LPT: Argue with the Best Possible Version of the Other Person's Argument

I had trouble thinking of one off-hand, though I'd love for other people to contribute because I don't think this is a great example. A Google search found this.

Here is a discussion I once had with a mother of an 18-year old I had just thrown off a high school varsity athletic team I was coaching. I was new so I did not know the kid’s reputation. But it was such that when I was asked by the principal how the team was going and I started to say, “There is one kid…” He stopped me in mid-sentence and said let me guess, then stated the name of the kid in question.

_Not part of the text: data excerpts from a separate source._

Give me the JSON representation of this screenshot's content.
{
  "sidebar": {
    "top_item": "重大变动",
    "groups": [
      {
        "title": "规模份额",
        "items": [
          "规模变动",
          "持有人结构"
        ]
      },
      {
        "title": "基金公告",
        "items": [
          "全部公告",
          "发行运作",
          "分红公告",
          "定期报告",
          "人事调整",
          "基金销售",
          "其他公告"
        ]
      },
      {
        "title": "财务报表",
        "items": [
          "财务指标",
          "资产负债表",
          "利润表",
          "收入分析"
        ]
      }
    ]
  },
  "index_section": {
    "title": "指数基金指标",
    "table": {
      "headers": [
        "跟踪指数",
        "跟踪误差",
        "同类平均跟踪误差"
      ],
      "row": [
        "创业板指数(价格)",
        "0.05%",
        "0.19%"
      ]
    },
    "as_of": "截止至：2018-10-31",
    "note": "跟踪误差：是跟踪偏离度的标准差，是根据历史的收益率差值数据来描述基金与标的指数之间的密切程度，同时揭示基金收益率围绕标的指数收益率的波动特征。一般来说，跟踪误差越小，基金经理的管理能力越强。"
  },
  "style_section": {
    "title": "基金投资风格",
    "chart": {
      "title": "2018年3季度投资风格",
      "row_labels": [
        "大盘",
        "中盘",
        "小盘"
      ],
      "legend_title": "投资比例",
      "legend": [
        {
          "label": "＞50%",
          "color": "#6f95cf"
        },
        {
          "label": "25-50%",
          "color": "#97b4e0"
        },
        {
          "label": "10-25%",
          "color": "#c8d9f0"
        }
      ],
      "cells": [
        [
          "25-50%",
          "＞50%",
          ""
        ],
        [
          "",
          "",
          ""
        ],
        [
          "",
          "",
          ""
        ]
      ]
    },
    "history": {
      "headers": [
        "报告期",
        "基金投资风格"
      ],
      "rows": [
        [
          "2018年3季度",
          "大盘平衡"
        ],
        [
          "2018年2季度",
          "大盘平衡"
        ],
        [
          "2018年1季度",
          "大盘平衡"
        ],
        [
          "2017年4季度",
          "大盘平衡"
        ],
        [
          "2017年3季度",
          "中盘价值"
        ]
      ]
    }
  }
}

Apparently, he had been a pain in the ass in the local schools since first grade. So his mom comes in to tongue-lash me in front of the team about it. At one point, I list all of his transgressions on the team—transgressions she could not deny were misbehaviors.

Her response was to demand, “How did YOU behave when YOU were 18?”

“I was a cadet at West Point when I was 18.” I thought that was one of the world’s greatest answers to a woman trying to prove I, too, was a juvenile delinquent at that age. It wasn’t especially clever on my part. It was just a fact. She had committed the cardinal lawyer’s cross examination mistake of asking a question to which she did not already know the answer.

In a nanosecond, she shot back, “This isn’t West Point!”

Do you see what she did there? She knew the point he was trying to make. His point was that he was a very good kid at 18 and that not all boys are bad kids at that age. As the writer points out, she could have responded to his intent and replied that he wasn't a good example of the boys-will-be-boys argument; this would have (maybe rightly) defined him as an outlier. Instead, she changed around the intended meaning of what he said entirely. By responding, "This isn't West Point!" you may think she's making a great point, because it is impactful. It's natural to think, "What a jerk. He doesn't realize how privileged he was." While steering into privilege may seem like a good tactic, it's actually a straw man effort.